Two security officials told Reuters on condition of anonymity that more than 35 people were killed, but there was no independent verification of the number of casualties.

After Saturday's attack, police cordoned off the area and put up tents to obscure the view, but a Reuters witness saw the burnt-out bus just inside the gate of the intelligence service compound.

"We could not see any bodies as the bus was all in flames. The wreckage of the bus and the car was all over the place," said Wazir Gul Abbasi, owner of a three-storey hotel just opposite the intelligence office, saying there was a huge explosion.

HOMECOMING FOR SHARIF

Pakistan is still under emergency rule imposed by Musharraf three weeks ago in an apparent bid to safeguard his presidency from challenges to his re-election.

A purged Supreme Court has since dismissed those challenges and Musharraf is expected to be sworn in for a second 5-year term, this time as a civilian, next week.

Sharif, the prime minister deposed by Musharraf in a 1999 coup, plans to return to Pakistan from Saudi Arabian exile on Sunday, his brother Shahbaz Sharif told a Pakistani news channel.

General Musharraf, under intense criticism at home and abroad for imposing emergency rule three weeks ago, agreed to Sharif's return in discussions with Saudi King Abdullah in Riyadh this week, according to a leader of the ruling Pakistan Muslim League.

By returning on Sunday, Sharif will get back in time to file election nominations in order to contest a parliamentary poll on January 8. There has been no official comment from the government, which shunted him out of the country when he tried to return from exile in September.

An aide of Sharif in Jeddah said King Abdullah had laid on a special plane to fly him back and had given him a bullet-proof Mercedes which was being delivered to Pakistan ahead of his arrival.

Shaukat Aziz, the prime minister whose term just ended, announced he would not stand for re-election.
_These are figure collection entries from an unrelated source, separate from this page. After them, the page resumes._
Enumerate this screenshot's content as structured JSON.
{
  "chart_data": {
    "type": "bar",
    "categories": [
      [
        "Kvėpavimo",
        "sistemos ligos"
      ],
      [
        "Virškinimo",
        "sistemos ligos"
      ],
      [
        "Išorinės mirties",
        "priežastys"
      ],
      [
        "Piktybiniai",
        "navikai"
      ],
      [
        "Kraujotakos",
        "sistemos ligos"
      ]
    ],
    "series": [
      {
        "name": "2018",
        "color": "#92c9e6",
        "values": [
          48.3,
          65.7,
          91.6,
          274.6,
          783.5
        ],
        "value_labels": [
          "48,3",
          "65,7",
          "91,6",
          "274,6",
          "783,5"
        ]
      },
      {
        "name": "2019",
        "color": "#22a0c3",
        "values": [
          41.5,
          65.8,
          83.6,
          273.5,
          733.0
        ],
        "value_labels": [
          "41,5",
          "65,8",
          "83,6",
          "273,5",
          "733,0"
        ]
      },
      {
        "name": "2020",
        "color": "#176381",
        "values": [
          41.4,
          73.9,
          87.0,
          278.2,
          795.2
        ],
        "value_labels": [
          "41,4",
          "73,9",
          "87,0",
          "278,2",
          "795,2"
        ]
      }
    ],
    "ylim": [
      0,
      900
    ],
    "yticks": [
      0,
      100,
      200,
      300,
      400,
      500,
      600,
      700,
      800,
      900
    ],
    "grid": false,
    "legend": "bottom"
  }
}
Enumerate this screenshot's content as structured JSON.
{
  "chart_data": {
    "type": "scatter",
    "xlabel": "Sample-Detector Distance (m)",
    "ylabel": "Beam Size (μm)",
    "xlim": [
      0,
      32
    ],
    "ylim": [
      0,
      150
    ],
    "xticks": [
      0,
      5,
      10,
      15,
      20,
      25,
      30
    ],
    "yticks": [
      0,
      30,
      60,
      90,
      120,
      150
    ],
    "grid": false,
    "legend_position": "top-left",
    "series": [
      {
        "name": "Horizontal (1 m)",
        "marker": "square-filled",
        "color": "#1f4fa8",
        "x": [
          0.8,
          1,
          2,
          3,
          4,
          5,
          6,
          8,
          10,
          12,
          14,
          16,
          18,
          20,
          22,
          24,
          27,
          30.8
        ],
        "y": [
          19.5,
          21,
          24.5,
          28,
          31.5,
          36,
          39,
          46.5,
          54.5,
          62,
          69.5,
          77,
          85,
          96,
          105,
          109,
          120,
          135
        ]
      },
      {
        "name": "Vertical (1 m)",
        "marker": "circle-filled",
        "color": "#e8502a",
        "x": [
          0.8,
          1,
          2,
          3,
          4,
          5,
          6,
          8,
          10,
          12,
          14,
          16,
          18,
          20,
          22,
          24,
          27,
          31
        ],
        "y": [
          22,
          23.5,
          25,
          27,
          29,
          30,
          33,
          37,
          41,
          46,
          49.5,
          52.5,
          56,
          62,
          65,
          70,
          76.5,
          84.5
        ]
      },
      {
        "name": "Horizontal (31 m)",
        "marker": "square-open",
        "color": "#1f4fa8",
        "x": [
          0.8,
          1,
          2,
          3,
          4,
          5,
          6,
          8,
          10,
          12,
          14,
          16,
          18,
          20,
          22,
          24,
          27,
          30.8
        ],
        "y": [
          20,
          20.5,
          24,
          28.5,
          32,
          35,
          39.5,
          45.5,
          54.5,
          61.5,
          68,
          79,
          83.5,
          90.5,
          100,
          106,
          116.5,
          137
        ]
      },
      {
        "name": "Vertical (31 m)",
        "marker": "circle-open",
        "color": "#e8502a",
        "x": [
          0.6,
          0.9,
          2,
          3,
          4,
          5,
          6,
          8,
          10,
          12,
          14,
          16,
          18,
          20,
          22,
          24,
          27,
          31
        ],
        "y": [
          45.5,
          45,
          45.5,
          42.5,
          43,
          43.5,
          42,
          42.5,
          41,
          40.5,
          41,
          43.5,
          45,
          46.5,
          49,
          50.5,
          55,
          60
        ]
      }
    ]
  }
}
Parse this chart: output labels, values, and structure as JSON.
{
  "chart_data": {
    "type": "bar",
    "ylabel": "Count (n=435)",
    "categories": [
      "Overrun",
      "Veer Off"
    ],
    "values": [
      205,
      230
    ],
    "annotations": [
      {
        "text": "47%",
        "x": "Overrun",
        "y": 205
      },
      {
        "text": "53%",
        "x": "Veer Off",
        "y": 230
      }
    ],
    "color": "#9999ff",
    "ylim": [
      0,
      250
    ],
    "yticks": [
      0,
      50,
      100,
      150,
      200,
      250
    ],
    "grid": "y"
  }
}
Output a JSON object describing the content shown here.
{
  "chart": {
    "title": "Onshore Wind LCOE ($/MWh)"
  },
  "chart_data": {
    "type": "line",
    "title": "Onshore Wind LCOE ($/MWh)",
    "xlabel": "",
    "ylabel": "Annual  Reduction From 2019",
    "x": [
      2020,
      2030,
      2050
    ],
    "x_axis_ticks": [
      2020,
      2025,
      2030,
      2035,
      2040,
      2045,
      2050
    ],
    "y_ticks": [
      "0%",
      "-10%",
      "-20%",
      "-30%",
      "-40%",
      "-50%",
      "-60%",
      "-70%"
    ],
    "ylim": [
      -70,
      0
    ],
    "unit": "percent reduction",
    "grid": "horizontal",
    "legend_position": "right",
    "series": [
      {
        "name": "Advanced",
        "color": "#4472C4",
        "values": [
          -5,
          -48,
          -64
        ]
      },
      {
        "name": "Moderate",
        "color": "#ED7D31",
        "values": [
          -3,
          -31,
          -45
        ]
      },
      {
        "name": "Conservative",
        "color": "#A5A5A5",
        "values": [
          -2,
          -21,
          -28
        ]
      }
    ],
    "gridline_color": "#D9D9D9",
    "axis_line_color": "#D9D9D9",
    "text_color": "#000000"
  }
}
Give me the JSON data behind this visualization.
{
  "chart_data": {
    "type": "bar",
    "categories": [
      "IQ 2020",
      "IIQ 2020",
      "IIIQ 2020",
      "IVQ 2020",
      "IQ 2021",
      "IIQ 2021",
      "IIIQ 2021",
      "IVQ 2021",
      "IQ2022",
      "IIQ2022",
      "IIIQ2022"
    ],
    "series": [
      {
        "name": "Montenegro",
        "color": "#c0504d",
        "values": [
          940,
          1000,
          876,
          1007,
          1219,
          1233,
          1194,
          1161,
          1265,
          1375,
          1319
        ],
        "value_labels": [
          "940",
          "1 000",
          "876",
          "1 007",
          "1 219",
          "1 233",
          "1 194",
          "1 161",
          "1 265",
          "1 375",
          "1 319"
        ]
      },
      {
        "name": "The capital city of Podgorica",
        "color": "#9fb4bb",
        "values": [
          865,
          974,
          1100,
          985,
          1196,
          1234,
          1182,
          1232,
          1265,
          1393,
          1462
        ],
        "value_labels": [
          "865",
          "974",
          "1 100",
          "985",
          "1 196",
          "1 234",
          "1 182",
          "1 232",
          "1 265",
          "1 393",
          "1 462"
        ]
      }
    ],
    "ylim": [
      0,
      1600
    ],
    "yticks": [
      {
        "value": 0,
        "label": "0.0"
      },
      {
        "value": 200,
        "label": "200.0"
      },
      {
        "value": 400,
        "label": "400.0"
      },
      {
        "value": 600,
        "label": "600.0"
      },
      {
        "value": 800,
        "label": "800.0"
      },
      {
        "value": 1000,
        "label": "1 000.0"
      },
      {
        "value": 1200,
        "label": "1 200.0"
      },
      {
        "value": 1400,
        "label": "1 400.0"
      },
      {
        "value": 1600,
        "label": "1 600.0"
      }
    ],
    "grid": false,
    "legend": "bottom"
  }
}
Aziz said he needed a break after serving eight years in the government.

The former Citibank executive became prime minister in 2004, and in his earlier post as finance minister Aziz helped transform Pakistan from a country on the brink of bankruptcy to one of the fastest growing economies in Asia.

Aziz survived a suicide attack while campaigning for election in 2004, and the security situation has deteriorated since then.

There have been 25 suicide attacks since July. They have accounted for half of some 800 people killed since then in militant-related violence.